The warnings about those three forces have been largely ignored. In the aftermath of 9/11, for example, the political class complained that nobody had heeded a report issued nine months earlier by former Senators Gary Hart and Warren Rudman warning of a major terrorist attack on U.S. soil. The report also said "the inadequacies of our systems of research and education" posed a threat to U.S. national security greater "than any potential conventional war that we might imagine." Nobody paid attention to that part either.
People are paying attention now, though. Responding to an increasingly insistent drumbeat of lobbying over the past few months from industry leaders, scientists and legislators, Bush announced in his State of the Union address last week the launch of what he called the American Competitiveness Initiative. The plan: double federal funding of research in basic areas like nanotechnology, supercomputing and alternative energy; make permanent the R&D tax credit; and train 70,000 additional high school science and math teachers. Aboard Air Force One the next morning, the President told Lamar Alexander, the Tennessee Republican Senator who has been pushing the idea hard for the past year, that he's determined to make it happen. "I want to make sure that everyone knew I was taking this seriously," said Bush.
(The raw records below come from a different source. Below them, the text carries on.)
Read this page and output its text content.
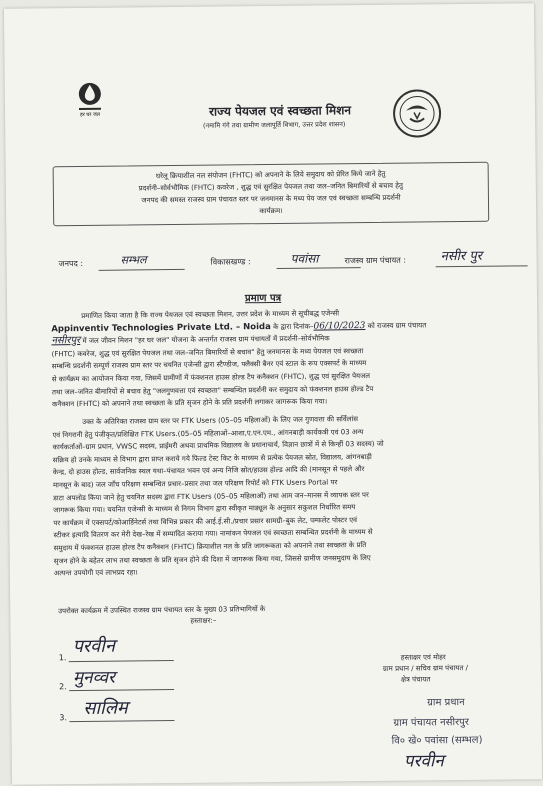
हर घर जल	राज्य पेयजल एवं स्वच्छता मिशन
(नमामि गंगे तथा ग्रामीण जलापूर्ति विभाग, उत्तर प्रदेश शासन)
घरेलू क्रियाशील नल संयोजन (FHTC) को अपनाने के लिये समुदाय को प्रेरित किये जाने हेतु
प्रदर्शनी–सोर्वभौमिक (FHTC) कवरेज , शुद्ध एवं सुरक्षित पेयजल तथा जल–जनित बिमारियों से बचाव हेतु
जनपद की समस्त राजस्व ग्राम पंचायत स्तर पर जनमानस के मध्य पेय जल एवं स्वच्छता सम्बन्धि प्रदर्शनी
कार्यक्रम।
जनपद :	सम्भल	विकासखण्ड :	पवांसा	राजस्व ग्राम पंचायत :	नसीर पुर
प्रमाण पत्र
प्रमाणित किया जाता है कि राज्य पेयजल एवं स्वच्छता मिशन, उत्तर प्रदेश के माध्यम से सूचीबद्ध एजेन्सी
Appinventiv Technologies Private Ltd. – Noida के द्वारा दिनांक–06/10/2023 को राजस्व ग्राम पंचायत
नसीरपुर में जल जीवन मिशन "हर घर जल" योजना के अन्तर्गत राजस्व ग्राम पंचायतों में प्रदर्शनी–सोर्वभौमिक
(FHTC) कवरेज, शुद्ध एवं सुरक्षित पेयजल तथा जल–जनित बिमारियों से बचाव" हेतु जनमानस के मध्य पेयजल एवं स्वच्छता
सम्बन्धि प्रदर्शनी सम्पूर्ण राजस्व ग्राम स्तर पर चयनित एजेन्सी द्वारा स्टैण्डीज, फ्लैक्सी बैनर एवं स्टाल के रूप एक्सपर्ट के माध्यम
से कार्यक्रम का आयोजन किया गया, जिसमें ग्रामीणों में फंक्शनल हाउस होल्ड टैप कनैक्शन (FHTC), शुद्ध एवं सुरक्षित पेयजल
तथा जल–जनित बीमारियों से बचाव हेतु "जलगुणवत्ता एवं स्वच्छता" सम्बन्धित प्रदर्शनी कर समुदाय को फंक्शनल हाउस होल्ड टैप
कनैक्शन (FHTC) को अपनाने तथा स्वच्छता के प्रति सृजन होने के प्रति प्रदर्शनी लगाकर जागरूक किया गया।
उक्त के अतिरिक्त राजस्व ग्राम स्तर पर FTK Users (05–05 महिलाओं) के लिए जल गुणवत्ता की सर्विलांस
एवं निगरानी हेतु पंजीकृत/प्रशिक्षित FTK Users.(05–05 महिलाओं–आशा,ए.एन.एम., आंगनबाड़ी कार्यकत्री एवं 03 अन्य
कार्यकर्ताओं–ग्राम प्रधान, VWSC सदस्य, प्राईमरी अथवा प्राथमिक विद्यालय के प्रधानाचार्य, विज्ञान छात्रों में से किन्हीं 03 सदस्य) जो
सक्रिय हो उनके माध्यम से विभाग द्वारा प्राप्त कराये गये फिल्ड टेस्ट किट के माध्यम से प्रत्येक पेयजल स्रोत, विद्यालय, आंगनबाड़ी
केन्द्र, दो हाउस होल्ड, सार्वजनिक स्थल यथा–पंचायत भवन एवं अन्य निजि स्रोत/हाउस होल्ड आदि की (मानसून से पहले और
मानसून के बाद) जल जाँच परिक्षण सम्बन्धित प्रचार–प्रसार तथा जल परिक्षण रिपोर्ट को FTK Users Portal पर
डाटा अपलोड किया जाने हेतु चयनित सदस्य द्वारा FTK Users (05–05 महिलाओं) तथा आम जन–मानस में व्यापक स्तर पर
जागरूक किया गया। चयनित एजेन्सी के माध्यम से निगम विभाग द्वारा स्वीकृत माड्यूल के अनुसार सकुशल निर्धारित समय
पर कार्यक्रम में एक्सपर्ट/कोआर्डिनेटर्स तथा विभिन्न प्रकार की आई.ई.सी./प्रचार प्रसार सामग्री–बुक लेट, पम्फलेट पोस्टर एवं
स्टीकर इत्यादि वितरण कर मेरी देख–रेख में सम्पादित कराया गया। नामांकन पेयजल एवं स्वच्छता सम्बन्धित प्रदर्शनी के माध्यम से
समुदाय में फंक्शनल हाउस होल्ड टैप कनैक्शन (FHTC) क्रियाशील नल के प्रति जागरूकता को अपनाने तथा स्वच्छता के प्रति
सृजन होने के बहेतर लाभ तथा स्वच्छता के प्रति सृजन होने की दिशा में जागरूक किया गया, जिससे ग्रामीण जनसमुदाय के लिए
अत्यन्त उपयोगी एवं लाभप्रद रहा।
उपरोक्त कार्यक्रम में उपस्थित राजस्व ग्राम पंचायत स्तर के मुख्य 03 प्रतिभागियों के
हस्ताक्षर:–
1.
परवीन
2. मुनव्वर
3. सालिम
हस्ताक्षर एवं मोहर
ग्राम प्रधान / सचिव ग्राम पंचायत /
क्षेत्र पंचायत
ग्राम प्रधान
ग्राम पंचायत नसीरपुर
वि० खे० पवांसा (सम्भल)
परवीन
In contrast to his then dead-end proposal to reform Social Security, so are lawmakers on both sides of the aisle. Last spring Alexander, along with Democratic Senator Jeff Bingaman of New Mexico, wrote to the prestigious National Academies, an umbrella group that includes the National Academy of Sciences and the National Academy of Engineering, and asked for a formal assessment of the U.S.'s eroding superiority in science and technology.